Looks like you made a realy good deal on a good machine.


----------



## fisherdoug09

Thats a good find. I am checking Craigs list daily for a jointer and a Jet drum sander. Not much luck though. They seem to go right away. Doug


----------



## dbhost

Jointers, except 4" models, and the old Craftsman models seem to get snapped up really fast around here. You managed to get a good deal on a decent older machine… Hard to tell from your pics though, kind of dark in there…. Looks like it just needs some cleaning, sharpening, and maybe a little bit of paint…


----------



## TJU

I'm going to put my jj-6csx on craigs list today. It is only 6 years old and runs great. Extra set of knives and a mobile base. How much should I ask? $300?? Grand Rapids MI.
I hope you like your jointer, mine has been great. I'm only selling it because I upgraded to an 8" jointer.
Tim


----------



## ic3ss

TJU,

Depending on condition and age, I've been seeing them on Craigslist for mostly between $300 - $450. The newer white ones are at the upper end of this scale, and I've seen one that was asking $650 but he said it was new still in the box. New, they price at $750, so if it's in good shape and only six years old, I"d ask between $400 - $450 and go from there.

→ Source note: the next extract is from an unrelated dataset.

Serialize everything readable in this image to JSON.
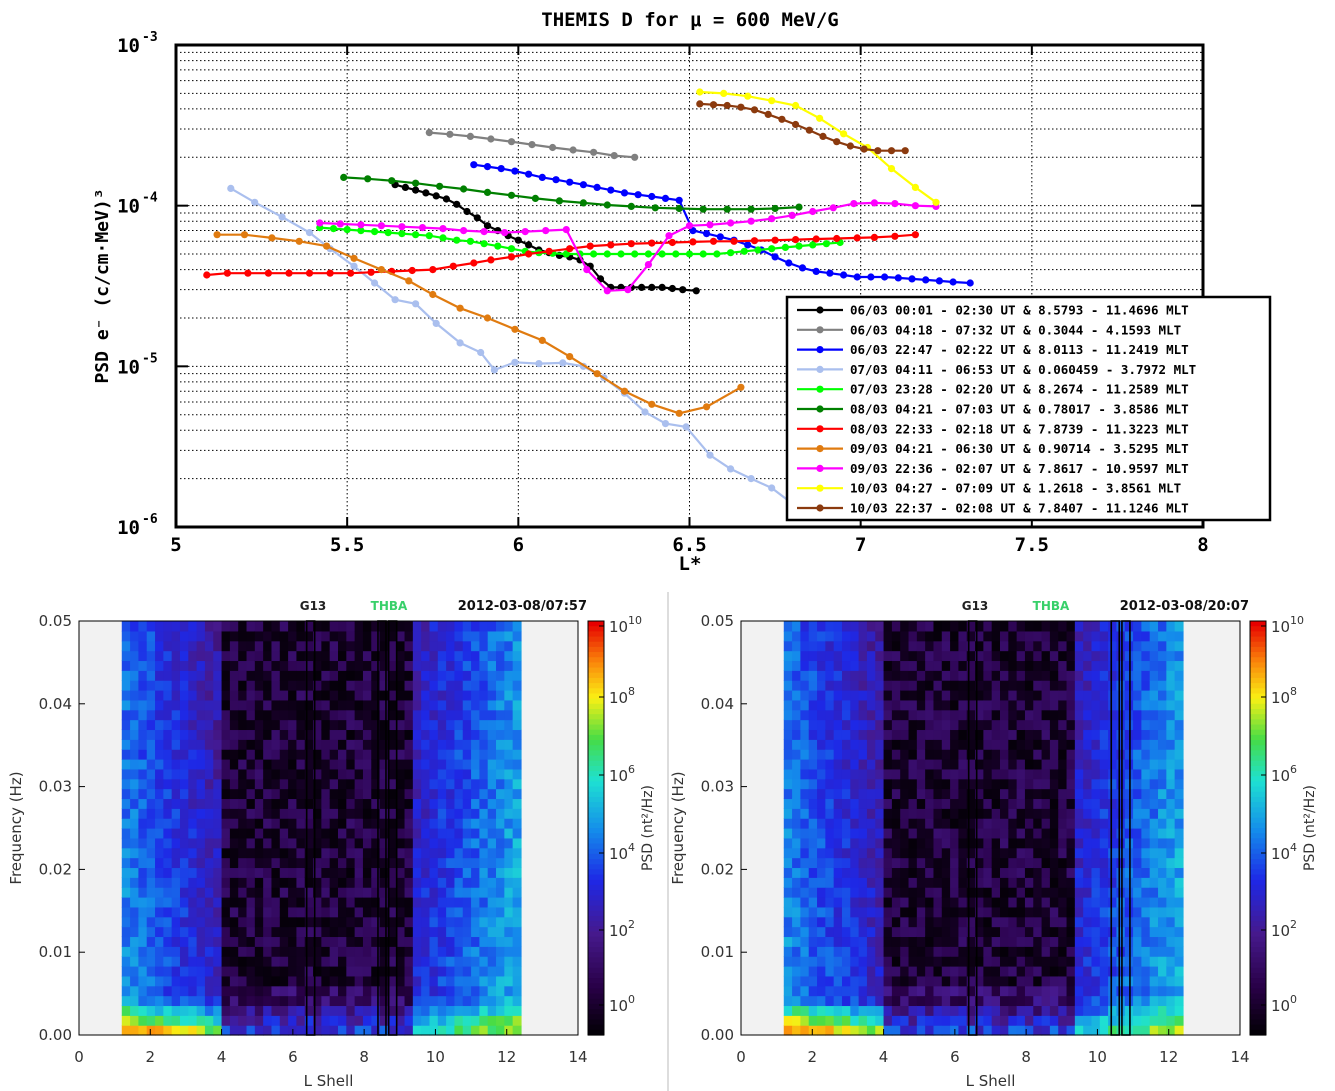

These prices are what I'm seeing in Oregon. You're local market may be different.

wayne


----------



## Ken90712

Nice score! Congrats to you!


----------



## jeff91

This is too funny, I'm going to look at this Jointer tonight from a guy re-selling it on Craig's list.

Serial numbers match !


----------



## jeff91

This Jointer gets around, I'm in Michigan.


----------



## jeff91

I just joined Lumberjocks today.


----------



## TeeQue

Just bought this same Jointer from a widow it is in great shape and the only flaw I found is that the springs are missing from the blade mounts. Will have to order some now along with some new knives. Only paid $175 and drove to Hickory NC from Columbia SC. Nice ride and was able to swing into Klingsport Woodworker Supply too. Way to much fun that day.


----------



## splintergroup

I bought the same thing (new) maybe 10 years ago (White paint) for $400. It's a fine machine when everything is dialed in.

FWW magazine had a simple jig that allowed the blades to be sharpened with a back bevel while installed. This is now the only method I use since aside from wicked sharp blades, they are all exactly the same height and parallel to the indeed table.

There also is a LJ posting with a similar jig.


----------